16 August 2014

Adventures in Wien (Vienna), Part 1

A street in downtown Vienna
Weather
It feels like autumn here already. We had a week of hot (in the low 80s Fahrenheit) and humid (one day it was 97% humidity!), and now we're having a stretch of cold, cloudy and sometimes rainy days. Today, for example, it was 61 degree Fahrenheit at noon, and the breeze is chilly.

Culture of tipping
Simple breakfast
Unlike in Spain and Paris, where tipping is completely voluntary & there are no hard feelings if you don't, tipping in Vienna is the norm, and if you don't tip it's an insult. I haven't asked anyone yet what the usual amount is, but based on experience it seems that 10% is completely satisfactory, and if you leave 20% they act like you've just given them a huge present. The tricky part - which luckily I learned during my first week from Georg, my housemate's brother - is that (unlike in the U.S., Spain & France) you're not supposed to wait until they've already given you change and walked away. Instead, when the server tells you the total, you should immediately say back to them a new total that includes tip. For example, if the server says that the bill for my coffee is €3,20, then I might tell her €3,50. That way she knows I intend to leave a tip and she might actually smile at me. Or at least let one corner of her mouth lift a centimeter for a split-second. It also saves her the trouble of trying to find the right amount of change when I only intend to give part of it back to her anyway. So I tell her the new total, she immediately says, "Danke," and then gives me the correct change minus tip.

Language
I've had a little success practicing the bisschen German I know when I'm out and about. Although at a proper cafe or restaurant they'll usually start speaking English to me once they figure out I don't really speak German (doesn't take long), a vendor at the market usually just keeps repeating the same German words or starts using gestures until I get it. Last Sunday I went into the cafe-bar next door and had a conversation of sorts with the server and the one other customer in there, neither of whom spoke more than a few words English. They were very tolerant of the fact that I only knew, like, five verbs and only in the present tense. (Now I know more like 10 verbs.)
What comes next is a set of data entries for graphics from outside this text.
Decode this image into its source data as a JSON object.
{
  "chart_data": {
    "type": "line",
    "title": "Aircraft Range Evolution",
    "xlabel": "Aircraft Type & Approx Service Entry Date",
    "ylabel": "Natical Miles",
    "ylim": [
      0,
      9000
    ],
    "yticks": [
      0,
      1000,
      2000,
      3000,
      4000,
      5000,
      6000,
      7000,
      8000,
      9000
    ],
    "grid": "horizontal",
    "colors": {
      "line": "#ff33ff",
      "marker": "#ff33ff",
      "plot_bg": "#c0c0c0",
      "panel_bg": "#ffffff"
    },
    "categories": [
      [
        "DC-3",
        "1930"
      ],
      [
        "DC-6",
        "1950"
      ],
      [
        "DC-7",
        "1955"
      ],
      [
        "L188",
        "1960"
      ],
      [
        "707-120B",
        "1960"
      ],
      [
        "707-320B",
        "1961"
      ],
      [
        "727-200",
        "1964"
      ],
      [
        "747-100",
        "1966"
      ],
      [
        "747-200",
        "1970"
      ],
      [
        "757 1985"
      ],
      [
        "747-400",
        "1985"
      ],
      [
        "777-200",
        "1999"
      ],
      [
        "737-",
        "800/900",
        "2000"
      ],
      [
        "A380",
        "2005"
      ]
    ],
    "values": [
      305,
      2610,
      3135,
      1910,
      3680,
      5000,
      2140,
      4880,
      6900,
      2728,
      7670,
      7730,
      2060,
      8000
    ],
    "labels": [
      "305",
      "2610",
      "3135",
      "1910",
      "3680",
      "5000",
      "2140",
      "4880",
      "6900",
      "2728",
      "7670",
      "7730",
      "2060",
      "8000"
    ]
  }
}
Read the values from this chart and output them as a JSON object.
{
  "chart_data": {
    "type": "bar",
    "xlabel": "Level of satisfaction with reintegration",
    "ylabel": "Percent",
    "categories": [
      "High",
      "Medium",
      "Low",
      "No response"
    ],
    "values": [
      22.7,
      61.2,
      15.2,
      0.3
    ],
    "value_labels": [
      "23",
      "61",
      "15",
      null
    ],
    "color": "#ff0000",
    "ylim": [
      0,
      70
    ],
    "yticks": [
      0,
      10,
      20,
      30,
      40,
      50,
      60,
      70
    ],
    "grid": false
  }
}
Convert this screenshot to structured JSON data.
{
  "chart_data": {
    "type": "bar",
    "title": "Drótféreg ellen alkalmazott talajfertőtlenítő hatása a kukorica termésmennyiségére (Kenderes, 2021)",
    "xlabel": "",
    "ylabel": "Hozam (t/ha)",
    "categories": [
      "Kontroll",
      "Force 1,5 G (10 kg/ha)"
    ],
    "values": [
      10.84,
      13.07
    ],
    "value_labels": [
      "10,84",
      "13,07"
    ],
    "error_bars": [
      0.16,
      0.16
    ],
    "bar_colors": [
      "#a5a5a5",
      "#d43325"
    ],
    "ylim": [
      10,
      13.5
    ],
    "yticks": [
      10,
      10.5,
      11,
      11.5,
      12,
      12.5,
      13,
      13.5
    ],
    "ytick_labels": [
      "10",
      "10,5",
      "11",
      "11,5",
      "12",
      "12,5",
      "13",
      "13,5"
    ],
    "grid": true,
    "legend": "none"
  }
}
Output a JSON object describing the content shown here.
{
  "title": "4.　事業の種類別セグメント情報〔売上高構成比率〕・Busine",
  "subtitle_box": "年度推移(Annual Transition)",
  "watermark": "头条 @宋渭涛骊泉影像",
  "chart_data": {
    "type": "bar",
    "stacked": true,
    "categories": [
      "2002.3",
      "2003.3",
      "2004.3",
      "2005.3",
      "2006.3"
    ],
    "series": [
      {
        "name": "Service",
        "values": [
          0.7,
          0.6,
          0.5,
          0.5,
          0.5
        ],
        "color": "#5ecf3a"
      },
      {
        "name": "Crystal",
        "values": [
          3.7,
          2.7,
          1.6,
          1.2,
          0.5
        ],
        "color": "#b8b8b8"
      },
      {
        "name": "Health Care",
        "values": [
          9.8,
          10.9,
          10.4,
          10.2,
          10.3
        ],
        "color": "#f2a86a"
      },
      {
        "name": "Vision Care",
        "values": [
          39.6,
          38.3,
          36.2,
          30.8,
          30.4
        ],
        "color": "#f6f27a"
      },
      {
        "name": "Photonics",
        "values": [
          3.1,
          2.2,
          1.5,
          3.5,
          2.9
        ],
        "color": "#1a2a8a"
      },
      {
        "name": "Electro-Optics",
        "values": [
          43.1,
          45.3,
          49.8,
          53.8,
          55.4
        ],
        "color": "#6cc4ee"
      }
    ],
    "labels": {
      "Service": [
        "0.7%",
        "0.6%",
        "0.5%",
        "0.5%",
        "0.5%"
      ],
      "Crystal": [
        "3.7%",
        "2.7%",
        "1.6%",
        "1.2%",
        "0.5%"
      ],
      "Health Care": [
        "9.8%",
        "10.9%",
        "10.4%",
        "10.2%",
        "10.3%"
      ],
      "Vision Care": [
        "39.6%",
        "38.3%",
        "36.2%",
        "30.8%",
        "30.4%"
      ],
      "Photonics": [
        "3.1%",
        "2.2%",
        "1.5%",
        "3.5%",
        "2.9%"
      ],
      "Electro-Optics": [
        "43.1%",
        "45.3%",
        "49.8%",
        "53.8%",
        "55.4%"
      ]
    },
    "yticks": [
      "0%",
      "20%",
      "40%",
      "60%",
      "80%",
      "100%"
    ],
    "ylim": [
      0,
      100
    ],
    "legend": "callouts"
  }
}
Other language observations:

Ferris wheel at the Prater
Genau means exactly, but they use it the way I'd use the words yep or right to affirm something, which is to say they use it all the time.

It seems to me at this point in my language-learning that the vast majority of German nouns and verbs begin with Sch- Sp- and St-, and therefore it's super difficult to keep words straight in my head.

Achtung! (Attention!):
Ich habe eine Spitze = I'm tipsy
Ich bin spitz = I'm horny 

Food
I've noticed a lot of bottled beer. There's also wine - both red and white - though often the white wine has seltzer water in it. Not my favorite. A classmate of mine observed the other day that it's nearly impossible to find a bottle of straight-up juice here; they're all juice mixed with sparkling water. It seems the Viennese like their sparkling water.

Pastries for breakfast
 There are a ton of cafes here, and as in other parts of Europe, the cafes also serve alcohol. The Viennese version of a cafe con leche or café créme is a melange, pronounced just like in French. There are several different versions of the coffee-with-milk drink here, but if you don't want an inch of foam on top, it's a melange. It's even more expensive here than in Paris, and as in Paris, there's no consistency across the city. (It had never even really occurred to me how odd it is that you can order a coffee in Spain in pretty much any city and any cafe/bar/restaurant and count on the price of that cup of coffee being fairly consistent - somewhere between €1,10-1,40.) Anyway, the cheapest melange I've found here in an actual cafe is €2,50 at the cafe-bar next door, and the most I've paid so far is €3,80. Luckily, my language school has a kaffeeautomat (coffee vending machine) where I can get a decent latte macchiato for only €1.

Handle of pork, fried chicken
As for food, they seem to eat a lot of cheese, bread and meat here. Pork especially, but also chicken and beef. Much of what's advertised on picture menus at restaurants is meat pounded into a flat disc and fried, then served with what they call pommes frites, a term they took from French. In contrast, you can order a Frankfurter or other type of sausage, which they'll serve grilled and sliced into bite-size pieces along with whatever sauce you ask for (e.g. some kind of mustard, ketchup, mayo, etc.). They also have loaves of meat and handles of meat. And they like their meat with cheese injected into it. I've seen sausages with cheese in them and loaves with cheese in them. There's also a vendor of meat products that has an entire section of sausages made out of horse meat.

1 comment:

  1. The weather is still warm here so 60 degree weather sounds pleasant (although everyone here starts wearing long sleeves when the weather starts going toward 60).

    The tipping thing is interesting. I know that in the US that the pay is almost nothing and that why servers usually expect tips. Whereas in Spain they pay their servers properly so tipping isn't that huge a deal. The tipping in Vienna sounds super efficient in Vienna in comparison.